Risk factors and predictive models in the progression from MCI to Alzheimer's disease.

Abstract

Background: The conversion of mild cognitive impairment (MCI) to Alzheimer's disease (AD) is related to various factors. The causal relationships among these factors remain unclear. This study aims to investigate pathways of the progression by using causal analysis and build a predictive model with high accuracy.

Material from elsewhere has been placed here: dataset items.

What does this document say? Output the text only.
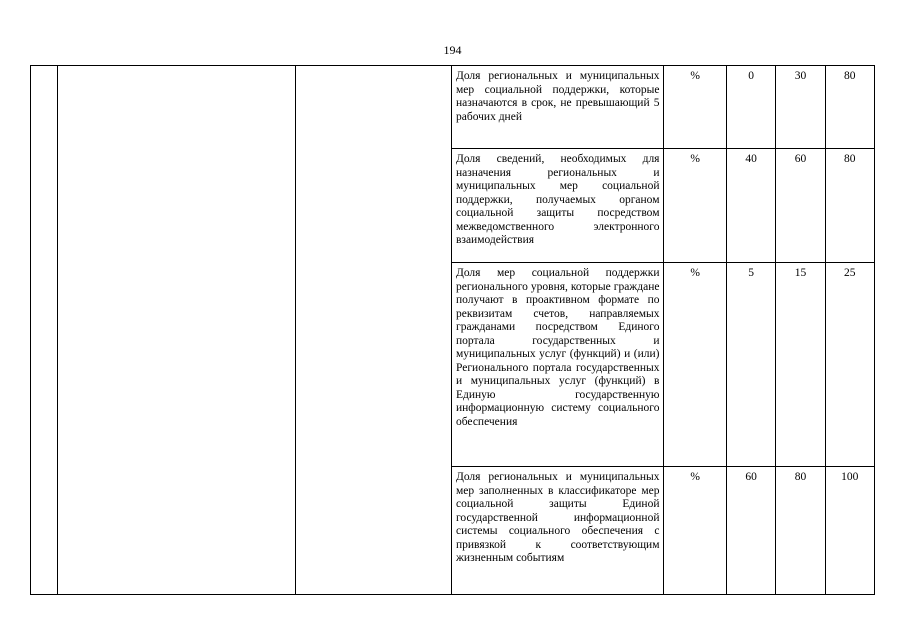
194
			Доля региональных и муниципальных мер социальной поддержки, которые назначаются в срок, не превышающий 5 рабочих дней	%	0	30	80
			Доля сведений, необходимых для назначения региональных и муниципальных мер социальной поддержки, получаемых органом социальной защиты посредством межведомственного электронного взаимодействия	%	40	60	80
			Доля мер социальной поддержки регионального уровня, которые граждане получают в проактивном формате по реквизитам счетов, направляемых гражданами посредством Единого портала государственных и муниципальных услуг (функций) и (или) Регионального портала государственных и муниципальных услуг (функций) в Единую государственную информационную систему социального обеспечения	%	5	15	25
			Доля региональных и муниципальных мер заполненных в классификаторе мер социальной защиты Единой государственной информационной системы социального обеспечения с привязкой к соответствующим жизненным событиям	%	60	80	100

Methods: 162 MCI patients were recruited from the Alzheimer's Disease Neuroimaging Initiative database. 68 patients progressed to AD. 94 patients did not convert to AD. We captured standard T1-weighted images, processed them for feature extraction, and selected relevant features using mRMR and LASSO to calculate cortical and nuclear scores. The computational causal structure discovery and regression analyses were adopted to analyze the intricate relationships among APOE ε4 alleles, P-tau, Aβ1-42, cortical and nuclear scores. The individualized prediction nomogram was constructed.

Results: Our results indicated that APOE ε4 alleles was the promoter that caused MCI to transform into AD. Three independent pathways were identified, including P-tau, Aβ1-42, and cortical atrophy. P-tau was the cause of nuclear atrophy. The APOE ε4 alleles, P-tau, Aβ1-42, cortical and nuclear scores all had good predictive value for the MCI conversion. The predictive accuracy of the combined model was the highest, with an AUC of 0.918 in the training cohort and 0.908 in the testing cohort. A multi-predictor nomogram was established.

Conclusion: Our study elucidated the initiating factors and three independent pathways involved in the conversion of MCI to AD. The predictive value of each factor was clarified and a multi-predictor nomogram was established with high accuracy.